55 trillion kilograms: that’s how much carbon could be released into the atmosphere from the soil by mid-century if climate change isn’t stopped. And all in the form of greenhouse gases such as CO2 and methane. Tom Crowther (NIOO-KNAW) and his team are publishing the results of a worldwide study into the effects of climate change on the soil in the issue of Nature that comes out on 1 December.
For decades, scientists have speculated that rising global temperatures might affect the huge amount of carbon stored in the soil. Carbon is one of the building blocks of life, and nowhere on land are larger carbon stocks to be found than in the soil.
Thousands of studies worldwide have produced mixed signals on whether the soil’s storage capacity will decrease as the planet warms, or perhaps even increase.

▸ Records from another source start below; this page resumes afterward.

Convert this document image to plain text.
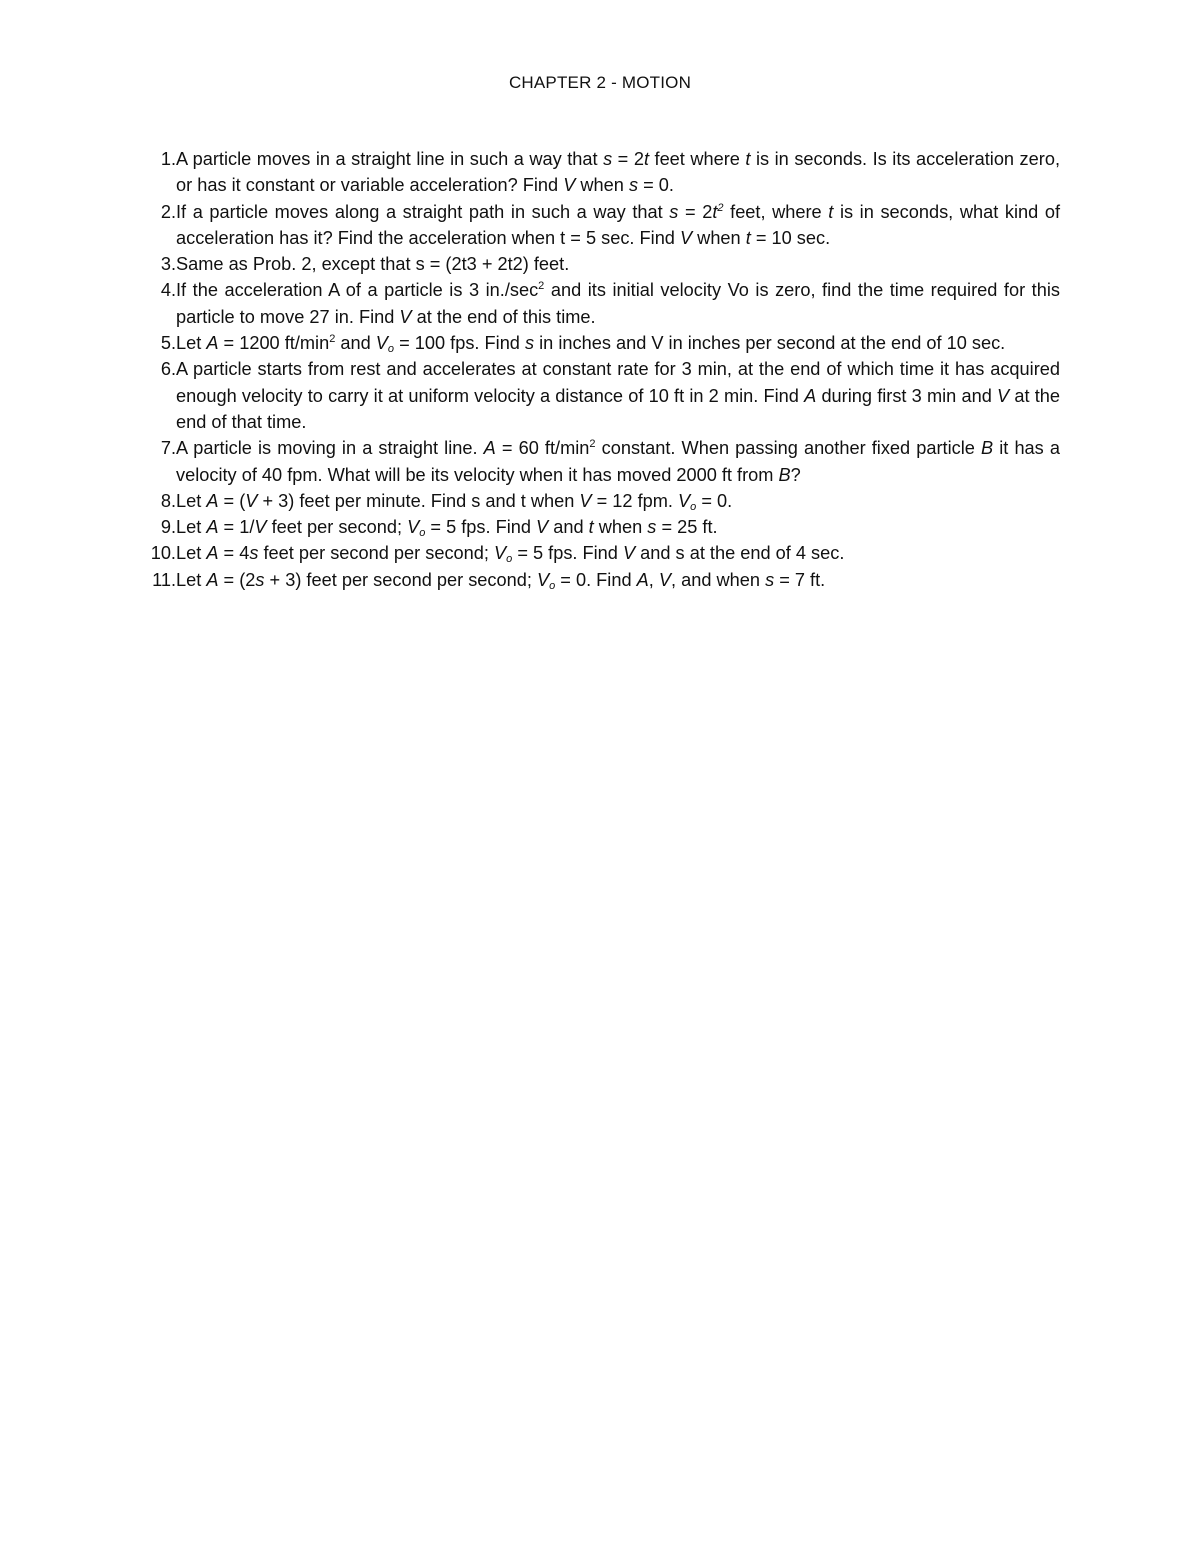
CHAPTER 2 - MOTION
1. A particle moves in a straight line in such a way that s = 2t feet where t is in seconds. Is its acceleration zero, or has it constant or variable acceleration? Find V when s = 0.
2. If a particle moves along a straight path in such a way that $s = 2t^2$ feet, where t is in seconds, what kind of acceleration has it? Find the acceleration when t = 5 sec. Find V when t = 10 sec.
3. Same as Prob. 2, except that s = (2t3 + 2t2) feet.
4. If the acceleration A of a particle is 3 $in./\sec^2$ and its initial velocity Vo is zero, find the time required for this particle to move 27 in. Find V at the end of this time.
5. Let A = 1200 $ft/\min^2$ and $V_o = 100$ fps. Find s in inches and V in inches per second at the end of 10 sec.
6. A particle starts from rest and accelerates at constant rate for 3 min, at the end of which time it has acquired enough velocity to carry it at uniform velocity a distance of 10 ft in 2 min. Find A during first 3 min and V at the end of that time.
7. A particle is moving in a straight line. A = 60 $ft/\min^2$ constant. When passing another fixed particle B it has a velocity of 40 fpm. What will be its velocity when it has moved 2000 ft from B?
8. Let A = (V + 3) feet per minute. Find s and t when V = 12 fpm. $V_o = 0$.
9. Let A = 1/V feet per second; $V_o = 5$ fps. Find V and t when s = 25 ft.
10. Let A = 4s feet per second per second; $V_o = 5$ fps. Find V and s at the end of 4 sec.
11. Let A = (2s + 3) feet per second per second; $V_o = 0$. Find A, V, and when s = 7 ft.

A new, worldwide study led by researcher Tom Crowther (Netherlands Institute of Ecology NIOO-KNAW, formerly of Yale University) finally answers that question: “The effect will be roughly equivalent to adding another industrialized country to the planet, the size of the United States.”
“If climate change isn’t stopped, an additional 55 trillion kilograms of carbon will be released into the atmosphere by the year 2050”, says Crowther. It will be released in the form of CO2 or methane: greenhouse gases, speeding up what would otherwise have been a natural process.
“It’s about 17 percent more than the projected emissions due to human-related activities during that period”, says Crowther. And those greenhouse gases could further accelerate global warming, which would have even more of an impact on the soil: a full-fledged domino effect.
So why was this not obvious all along? Because researchers were looking in the wrong places, argues Crowther. “With data from more than 40 institutes around the world, covering 20 years, our scope is now finally worldwide.”
Despite his young age, the lead author has built-up an impressive amount of experience working with such big data. This year, he’s already published comparable studies in Science, PNAS and Nature Climate Change.
Coming in from the cold
One area that is conspicuous by its absence from most earlier studies is the (sub)arctic. “Yet at high latitudes is where the largest carbon stocks are, and where the impact of climate change will be the greatest.”
The release of those stocks – built up over thousands of years – will be accelerated by climate change because it stimulates soil life. Micro-organisms in the soil, in particular, will become more active.
Factors that could slow down this process, or speed it up even further, should also be considered. With more CO2 in the atmosphere, for instance, plant growth will also be accelerated. That’s why the international researchers have reserved a margin for the extra emissions: between 12% and 17%.
But whatever the exact amount will turn out to be, one thing is clear, believes Crowther: it’s going to be substantial.
“Now that this longstanding scientific query has been answered at last, we should adjust international climate models accordingly, and do this as quickly as possible. The same goes for policy.”